Following World War I, Nye had witnessed many of his North Dakota neighbors lose their farms because they could not pay off their debts. At the same time, Italy owed a large debt to the U.S. for the assistance it received during the war, and America greatly reduced the amount of the debt when Italy was unable to repay the full amount.
This fact contributed to Nye’s opposition to the U.S. getting involved in European wars. He wondered why we were able to help other countries, but were unable to help our own citizens.
It was reported that “It was in the Senate committees that Nye made his name a household name.” The first that he chaired was the Committee on Public Lands and Surveys.
Nye was appointed chair in December 1927, while the committee was still uncovering evidence about the political involvement in the Teapot Dome scandal. The results of the committee’s investigation led to “the removal of Robert Stewart as president of Standard Oil of Indiana, the jailing of Harry F. Sinclair of Monmouth Oil Company, the recovery of millions of dollars to taxes for the government, and the preservation of oil resources worth hundreds of millions of dollars.”
As the investigation into Teapot Dome was wrapping up, Nye stated on Feb. 25, 1928, “The investigation has shown, let us hope, privilege at its worst. The trail is one of dishonesty, greed, violation of law, secrecy, concealment, evasion, falsehood, and cunning. It is a trail of betrayals by trusted and presumably honorable men — betrayals of a government, of certain business interests, and the people who trusted and honored them; it is a trail showing a flagrant degree of the exercise of political power and influence, and the power and influence of great wealth upon individuals and political parties.”
With this statement, Nye put on notice politicians and wealthy individuals who might try to influence politicians that he would root out corruption wherever he found it. In April 1930, Nye became chairman of the Senate's committee to investigate campaign expenses, which found numerous instances of corruption.
The investigation that, perhaps, led to his greatest satisfaction involved the cousin of his former opponent, Louis B. Hanna.

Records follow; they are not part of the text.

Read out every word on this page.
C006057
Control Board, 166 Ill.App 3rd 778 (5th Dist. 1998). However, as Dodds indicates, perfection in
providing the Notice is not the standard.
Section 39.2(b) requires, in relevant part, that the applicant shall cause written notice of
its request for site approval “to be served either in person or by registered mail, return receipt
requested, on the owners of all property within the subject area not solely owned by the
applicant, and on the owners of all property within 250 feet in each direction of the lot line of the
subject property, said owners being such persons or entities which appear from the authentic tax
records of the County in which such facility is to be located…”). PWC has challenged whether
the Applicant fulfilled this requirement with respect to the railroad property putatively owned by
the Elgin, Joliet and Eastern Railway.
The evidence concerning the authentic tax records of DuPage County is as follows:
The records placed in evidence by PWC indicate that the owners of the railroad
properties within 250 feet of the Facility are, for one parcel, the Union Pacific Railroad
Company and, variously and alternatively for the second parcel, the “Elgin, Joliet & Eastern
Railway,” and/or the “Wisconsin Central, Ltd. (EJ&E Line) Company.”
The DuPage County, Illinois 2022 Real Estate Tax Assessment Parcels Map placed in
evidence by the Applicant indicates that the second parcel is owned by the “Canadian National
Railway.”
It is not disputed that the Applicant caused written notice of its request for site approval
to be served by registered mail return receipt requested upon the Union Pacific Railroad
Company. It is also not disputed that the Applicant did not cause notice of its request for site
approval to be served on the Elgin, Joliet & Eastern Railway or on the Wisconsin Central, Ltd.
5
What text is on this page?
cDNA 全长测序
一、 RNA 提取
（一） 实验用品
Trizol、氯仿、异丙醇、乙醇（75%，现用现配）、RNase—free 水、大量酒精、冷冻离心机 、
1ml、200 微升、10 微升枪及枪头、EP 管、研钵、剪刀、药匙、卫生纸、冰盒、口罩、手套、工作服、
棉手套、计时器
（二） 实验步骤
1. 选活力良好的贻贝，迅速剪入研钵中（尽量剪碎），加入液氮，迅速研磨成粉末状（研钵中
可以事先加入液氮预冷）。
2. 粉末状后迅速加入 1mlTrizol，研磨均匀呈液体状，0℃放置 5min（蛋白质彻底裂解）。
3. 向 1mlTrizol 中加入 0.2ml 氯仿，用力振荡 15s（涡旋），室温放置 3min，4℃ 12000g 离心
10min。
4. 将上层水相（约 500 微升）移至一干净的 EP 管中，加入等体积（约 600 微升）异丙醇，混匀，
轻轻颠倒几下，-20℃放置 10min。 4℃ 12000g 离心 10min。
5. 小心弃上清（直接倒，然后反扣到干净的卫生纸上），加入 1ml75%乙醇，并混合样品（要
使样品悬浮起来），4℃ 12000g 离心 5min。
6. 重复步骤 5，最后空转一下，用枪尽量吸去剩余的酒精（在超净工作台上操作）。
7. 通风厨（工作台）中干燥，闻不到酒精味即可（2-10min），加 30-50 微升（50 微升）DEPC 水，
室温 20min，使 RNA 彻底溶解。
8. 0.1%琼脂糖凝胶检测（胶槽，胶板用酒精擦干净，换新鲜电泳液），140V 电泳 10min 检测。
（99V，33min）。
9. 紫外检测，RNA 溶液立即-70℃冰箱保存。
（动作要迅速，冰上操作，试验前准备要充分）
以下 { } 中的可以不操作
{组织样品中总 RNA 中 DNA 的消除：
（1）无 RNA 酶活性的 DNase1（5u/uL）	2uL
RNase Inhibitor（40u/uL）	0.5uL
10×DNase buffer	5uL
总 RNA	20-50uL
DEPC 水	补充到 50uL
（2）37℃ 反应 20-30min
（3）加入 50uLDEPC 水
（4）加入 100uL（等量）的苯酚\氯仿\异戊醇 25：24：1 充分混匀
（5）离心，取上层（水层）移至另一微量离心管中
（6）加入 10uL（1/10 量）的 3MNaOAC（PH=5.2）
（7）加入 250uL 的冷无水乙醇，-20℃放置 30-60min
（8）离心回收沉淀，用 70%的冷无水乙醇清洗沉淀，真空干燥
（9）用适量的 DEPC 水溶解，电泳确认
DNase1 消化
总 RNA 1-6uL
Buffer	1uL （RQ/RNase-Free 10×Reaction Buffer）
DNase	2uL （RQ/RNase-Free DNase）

Mrs. Ruth Hanna McCormick was the daughter of Sen. Marc Hanna and widow of Medill McCormick, heir to the Chicago Tribune. Nye’s committee uncovered information that showed that Ruth had spent $325,000 on the 1930 Republican primary election, and some of that money was possibly unaccounted for. Today, that amount is equivalent to over $5 million. Although nothing illegal was proven, the fact that she spent that kind of money during the start of the Great Depression had a huge impact on voters who ended up electing her opponent, J. Hamilton Lewis, to the U.S. Senate.
Nye’s next major political entanglement involved the most prominent North Dakota politician at that time. In 1932, William Langer was elected governor of North Dakota. Six months after he assumed office, he came up with a scheme “to raise operating money for the NPL and to help recoup the $21,000 he had contributed to the party.” His plan was to reissue The Leader, the official newspaper of the NPL, and to require all government employees to surrender 5% of their salary for a subscription to the newspaper. This became a legal issue because some of the employees worked for the federal government.
Sen. Nye demanded an investigation of wrongdoing, and on April 8, 1934, a conspiracy trial began in Bismarck. On June 29, Judge Andrew Miller found Langer guilty and sentenced him to 18 months in prison, and fined him $10,000. Langer appealed the verdict and, at a second trial, was found “not guilty.” However, the North Dakota Supreme Court had stripped Langer of the position of governor, but he saw a way to get even with Nye because in 1936, Sen. Nye would be running for reelection.